My memories of him come alive when I think of my dad and see photos of him both as a young man and older. Because so much time has passed since his death, I have to spend more time processing memories of him.
My dad, mój tatuś, in Polish, was a larger than life person when I was a child, as most fathers are. My dad was not tall, but was a large man, a steel worker. He was strong and able to do manual labor in a steel mill. He was also a survivor of World War II and was the head of our household; so he ruled the roost. My brother and I knew that and we knew our place.
This time of year brings a flood of memories back because his Feast Day has come and gone, November 28, 1979, and the anniversary of his death is coming up. As is the custom for many older Polish people, and it certainly was when I was growing up, feast days or name days were more important than birthdays. It was on your feast day that you received presents. Feast Days in Poland, imieniny in Polish, were the days on the Catholic calendar commemorating the day of a saint for which you were named. Dad’s was St. Zdzisław, his patron saint. Now on a non-Polish calendar, Zdzisław, would not be there, but on a Polish Catholic calendar, it’s there. And it’s important to note that on any given day on a saints’ calendar, your name may share the day with other names. Living in the United States, my brother and I did not celebrate our feast days, but our parents did.
I do remember when dad was very sick, a few days before he died, which was also a week after Thanksgiving that year, he only wanted turkey and rice for his feast day meal. He used to have quite an appetite, but not that year. He was so sick from receiving weekly dialysis treatments, and he was getting weaker every day. I also remember the morning of December 4, 1979, which was the feast of St. Barbara, my feast day. Since my husband and I lived near my parents they often watched our little miniature Schnauzer during the day. I don’t remember the circumstances, but it was agreed upon that Spanky, the dog, would go down to grandma’s house that day and I would go on to work. I vividly remember that morning when dropping off the dog. My dad was on the second floor at the top of the landing in his pajamas and robe, saying that he was not doing well and that my mom needed to call an ambulance to take him to the hospital where his doctors were.

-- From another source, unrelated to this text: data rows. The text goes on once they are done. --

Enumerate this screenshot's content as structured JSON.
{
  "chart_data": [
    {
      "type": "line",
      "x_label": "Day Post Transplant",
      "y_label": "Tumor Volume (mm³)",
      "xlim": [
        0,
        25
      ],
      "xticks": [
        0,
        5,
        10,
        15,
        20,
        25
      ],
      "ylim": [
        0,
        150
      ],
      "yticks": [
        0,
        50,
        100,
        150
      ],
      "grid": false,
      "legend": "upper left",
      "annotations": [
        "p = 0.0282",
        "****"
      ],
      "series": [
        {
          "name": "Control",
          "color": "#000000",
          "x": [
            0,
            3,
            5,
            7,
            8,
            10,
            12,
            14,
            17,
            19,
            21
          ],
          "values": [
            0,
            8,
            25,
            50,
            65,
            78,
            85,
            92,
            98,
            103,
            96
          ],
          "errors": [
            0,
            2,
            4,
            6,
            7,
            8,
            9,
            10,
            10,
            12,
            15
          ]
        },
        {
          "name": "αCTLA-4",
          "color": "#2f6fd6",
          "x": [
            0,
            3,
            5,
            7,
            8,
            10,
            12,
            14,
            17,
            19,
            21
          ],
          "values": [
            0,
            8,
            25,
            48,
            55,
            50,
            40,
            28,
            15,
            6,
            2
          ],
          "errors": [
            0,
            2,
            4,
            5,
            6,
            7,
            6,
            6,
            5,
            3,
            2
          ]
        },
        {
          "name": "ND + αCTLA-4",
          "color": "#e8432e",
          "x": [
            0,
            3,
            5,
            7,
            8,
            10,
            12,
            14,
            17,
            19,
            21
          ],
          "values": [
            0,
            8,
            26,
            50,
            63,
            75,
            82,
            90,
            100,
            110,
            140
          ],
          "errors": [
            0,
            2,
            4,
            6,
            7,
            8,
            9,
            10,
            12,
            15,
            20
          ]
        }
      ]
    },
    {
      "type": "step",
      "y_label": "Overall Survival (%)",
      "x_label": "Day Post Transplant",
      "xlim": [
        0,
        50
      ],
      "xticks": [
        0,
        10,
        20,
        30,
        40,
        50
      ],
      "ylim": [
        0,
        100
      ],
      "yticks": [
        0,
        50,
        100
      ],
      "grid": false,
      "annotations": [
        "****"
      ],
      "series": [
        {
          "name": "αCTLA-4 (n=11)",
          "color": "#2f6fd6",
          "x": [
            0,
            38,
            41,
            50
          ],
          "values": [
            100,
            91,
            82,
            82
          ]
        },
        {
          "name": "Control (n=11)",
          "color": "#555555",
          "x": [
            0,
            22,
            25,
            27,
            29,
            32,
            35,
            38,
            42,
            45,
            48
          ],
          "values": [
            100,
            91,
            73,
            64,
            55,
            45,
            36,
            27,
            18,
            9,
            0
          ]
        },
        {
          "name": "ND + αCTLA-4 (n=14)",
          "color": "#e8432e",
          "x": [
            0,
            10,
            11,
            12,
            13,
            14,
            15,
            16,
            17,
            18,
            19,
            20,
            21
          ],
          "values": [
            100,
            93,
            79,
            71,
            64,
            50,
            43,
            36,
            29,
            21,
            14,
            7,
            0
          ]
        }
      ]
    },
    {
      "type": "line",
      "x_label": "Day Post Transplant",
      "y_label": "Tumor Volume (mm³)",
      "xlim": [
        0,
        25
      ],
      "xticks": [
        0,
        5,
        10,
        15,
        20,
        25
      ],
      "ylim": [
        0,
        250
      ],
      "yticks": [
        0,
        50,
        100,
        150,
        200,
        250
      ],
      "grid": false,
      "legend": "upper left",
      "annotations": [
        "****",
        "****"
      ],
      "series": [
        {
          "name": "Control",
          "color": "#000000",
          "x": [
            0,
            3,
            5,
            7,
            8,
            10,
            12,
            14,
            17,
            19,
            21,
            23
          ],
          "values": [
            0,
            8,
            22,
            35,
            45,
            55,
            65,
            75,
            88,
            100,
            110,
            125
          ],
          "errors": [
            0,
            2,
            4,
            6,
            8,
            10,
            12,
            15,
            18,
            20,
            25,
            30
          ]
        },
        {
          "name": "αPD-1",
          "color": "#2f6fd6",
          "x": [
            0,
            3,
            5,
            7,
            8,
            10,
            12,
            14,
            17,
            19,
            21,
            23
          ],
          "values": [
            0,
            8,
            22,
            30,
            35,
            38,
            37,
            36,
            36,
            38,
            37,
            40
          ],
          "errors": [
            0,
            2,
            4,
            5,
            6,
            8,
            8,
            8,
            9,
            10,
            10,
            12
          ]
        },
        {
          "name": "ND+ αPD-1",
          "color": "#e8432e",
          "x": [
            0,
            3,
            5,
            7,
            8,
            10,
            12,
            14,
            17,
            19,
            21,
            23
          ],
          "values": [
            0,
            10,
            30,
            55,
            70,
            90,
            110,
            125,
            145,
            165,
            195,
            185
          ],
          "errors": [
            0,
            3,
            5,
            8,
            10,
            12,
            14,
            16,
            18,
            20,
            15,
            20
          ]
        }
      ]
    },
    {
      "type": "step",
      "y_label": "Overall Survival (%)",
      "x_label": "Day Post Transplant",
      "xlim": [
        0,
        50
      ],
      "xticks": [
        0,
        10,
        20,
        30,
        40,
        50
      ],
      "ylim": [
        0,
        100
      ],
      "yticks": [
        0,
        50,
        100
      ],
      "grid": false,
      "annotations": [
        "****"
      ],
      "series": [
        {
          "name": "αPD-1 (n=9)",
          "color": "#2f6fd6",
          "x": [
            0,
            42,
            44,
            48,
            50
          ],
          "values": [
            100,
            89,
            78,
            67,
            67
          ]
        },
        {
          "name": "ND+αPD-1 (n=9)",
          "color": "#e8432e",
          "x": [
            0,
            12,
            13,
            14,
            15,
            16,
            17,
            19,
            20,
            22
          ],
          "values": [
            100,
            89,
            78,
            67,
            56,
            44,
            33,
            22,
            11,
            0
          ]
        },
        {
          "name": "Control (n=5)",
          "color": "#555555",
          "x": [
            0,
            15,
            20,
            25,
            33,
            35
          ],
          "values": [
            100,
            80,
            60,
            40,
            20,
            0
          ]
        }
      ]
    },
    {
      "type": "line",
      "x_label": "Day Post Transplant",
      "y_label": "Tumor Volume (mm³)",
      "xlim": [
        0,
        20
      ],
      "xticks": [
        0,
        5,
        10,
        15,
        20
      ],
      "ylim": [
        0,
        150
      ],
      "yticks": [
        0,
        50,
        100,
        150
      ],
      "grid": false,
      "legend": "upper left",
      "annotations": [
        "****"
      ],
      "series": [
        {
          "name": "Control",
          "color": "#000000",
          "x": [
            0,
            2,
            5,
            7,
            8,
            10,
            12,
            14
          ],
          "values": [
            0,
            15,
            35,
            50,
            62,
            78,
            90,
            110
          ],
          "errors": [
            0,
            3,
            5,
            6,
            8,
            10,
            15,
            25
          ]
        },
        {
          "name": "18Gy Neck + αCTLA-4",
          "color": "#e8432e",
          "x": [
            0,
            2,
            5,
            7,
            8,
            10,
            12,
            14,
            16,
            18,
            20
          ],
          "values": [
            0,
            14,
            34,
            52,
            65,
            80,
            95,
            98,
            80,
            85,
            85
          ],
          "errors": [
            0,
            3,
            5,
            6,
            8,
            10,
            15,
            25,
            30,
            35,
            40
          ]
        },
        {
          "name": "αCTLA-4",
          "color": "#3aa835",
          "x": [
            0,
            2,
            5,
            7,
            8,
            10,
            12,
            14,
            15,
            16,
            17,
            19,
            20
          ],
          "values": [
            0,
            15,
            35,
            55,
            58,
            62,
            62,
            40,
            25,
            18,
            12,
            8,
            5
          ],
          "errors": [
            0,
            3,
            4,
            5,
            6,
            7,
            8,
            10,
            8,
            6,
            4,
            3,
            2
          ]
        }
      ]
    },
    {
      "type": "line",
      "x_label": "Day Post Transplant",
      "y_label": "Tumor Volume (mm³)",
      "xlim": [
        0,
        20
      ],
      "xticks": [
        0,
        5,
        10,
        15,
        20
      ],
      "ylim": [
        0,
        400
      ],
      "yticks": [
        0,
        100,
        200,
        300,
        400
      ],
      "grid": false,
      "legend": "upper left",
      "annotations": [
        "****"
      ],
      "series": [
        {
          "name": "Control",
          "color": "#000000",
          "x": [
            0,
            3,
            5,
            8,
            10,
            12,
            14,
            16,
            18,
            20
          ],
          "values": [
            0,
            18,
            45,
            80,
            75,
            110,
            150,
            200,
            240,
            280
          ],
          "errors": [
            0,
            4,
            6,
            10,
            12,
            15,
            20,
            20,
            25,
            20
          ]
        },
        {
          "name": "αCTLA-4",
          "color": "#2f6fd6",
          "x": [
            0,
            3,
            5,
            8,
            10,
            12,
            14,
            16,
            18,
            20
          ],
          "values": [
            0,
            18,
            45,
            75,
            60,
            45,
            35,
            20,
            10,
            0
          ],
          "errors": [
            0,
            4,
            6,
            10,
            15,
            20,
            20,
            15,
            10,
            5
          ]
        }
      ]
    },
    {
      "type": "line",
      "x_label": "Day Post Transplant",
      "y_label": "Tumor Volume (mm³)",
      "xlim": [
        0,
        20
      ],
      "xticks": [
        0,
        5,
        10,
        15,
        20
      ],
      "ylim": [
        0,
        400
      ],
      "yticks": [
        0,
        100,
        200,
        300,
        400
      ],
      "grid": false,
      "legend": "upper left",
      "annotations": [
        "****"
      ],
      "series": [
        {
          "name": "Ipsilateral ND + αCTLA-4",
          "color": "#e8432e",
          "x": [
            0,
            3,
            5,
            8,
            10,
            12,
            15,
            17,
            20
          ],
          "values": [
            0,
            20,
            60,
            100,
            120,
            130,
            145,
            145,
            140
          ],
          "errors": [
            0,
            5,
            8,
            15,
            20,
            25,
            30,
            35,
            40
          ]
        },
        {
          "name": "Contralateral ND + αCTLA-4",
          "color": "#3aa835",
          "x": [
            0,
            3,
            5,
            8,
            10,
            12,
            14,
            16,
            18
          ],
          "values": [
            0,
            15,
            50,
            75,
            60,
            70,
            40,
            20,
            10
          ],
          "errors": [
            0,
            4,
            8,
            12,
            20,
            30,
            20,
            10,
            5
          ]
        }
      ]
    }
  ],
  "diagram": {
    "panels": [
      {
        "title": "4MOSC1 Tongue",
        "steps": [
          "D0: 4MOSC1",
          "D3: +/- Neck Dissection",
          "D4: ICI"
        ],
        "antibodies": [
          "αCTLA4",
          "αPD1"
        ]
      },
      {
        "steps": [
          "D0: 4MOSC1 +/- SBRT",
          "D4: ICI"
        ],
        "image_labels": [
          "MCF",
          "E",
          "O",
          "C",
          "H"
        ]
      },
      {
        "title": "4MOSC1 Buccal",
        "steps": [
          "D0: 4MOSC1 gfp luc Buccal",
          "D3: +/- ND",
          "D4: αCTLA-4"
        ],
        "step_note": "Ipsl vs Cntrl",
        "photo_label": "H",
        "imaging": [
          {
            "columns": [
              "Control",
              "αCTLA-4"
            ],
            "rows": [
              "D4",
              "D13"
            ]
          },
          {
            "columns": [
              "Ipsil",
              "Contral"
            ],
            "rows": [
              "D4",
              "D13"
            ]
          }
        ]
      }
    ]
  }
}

Now the beauty of where my parents lived was that they were a block from the local hospital, but the hospital where he needed to go was in the city, on the north side of Pittsburgh. The morning traffic was a problem and complicated because one of the bridges was under re-construction, consequently the ambulance had to make a detour.
Going on to work, I stood by the phone to get a status call from my mom about dad’s condition. The hospital from downtown where I worked was very close and I would go over at a moment’s notice.
Well the call came but it was with mortal news that dad had died and I needed to get over there right away.
I immediately prayed to St. Barbara, my patron saint, to welcome dad into the afterlife. When I got to the hospital, I found him lying on the emergency room table, no life left in his body, as I walked over to say good-bye. This indeed was a surreal experience. He needed to get up off the table and tell everyone that he wanted to go home. But I realized that was not going to happen. The whole experience was awkward. I did not know what to do or say or think. I had never had anyone close to me, especially someone I loved, die before. I did realize I needed to say good-bye, feeling that his spirit was still in the room. I do think I was numb to what had just happened.
So as I think of my dad these days, not having him in my life for 38 years, what could have been had he lived? He would have been around for the birth of my first child, Christopher, who was born three months after his death. He could have been around for his two other grandchildren, granddaughters, Stephanie and Samantha. There would have been so many other events, but none of that was to be.
He was my father and he was the only dad he knew how to be during his time on earth. He loved me, that I know. Was he hands on? No. He would get reports from my mom about what was going on in my life, but actually asking me? No. Was that normal when I was growing up? Maybe. I feel that is totally immaterial, since he was my dad and that’s the way he fathered. He put food on the table, paid his mortgage, and walked me down the aisle. And he loved me.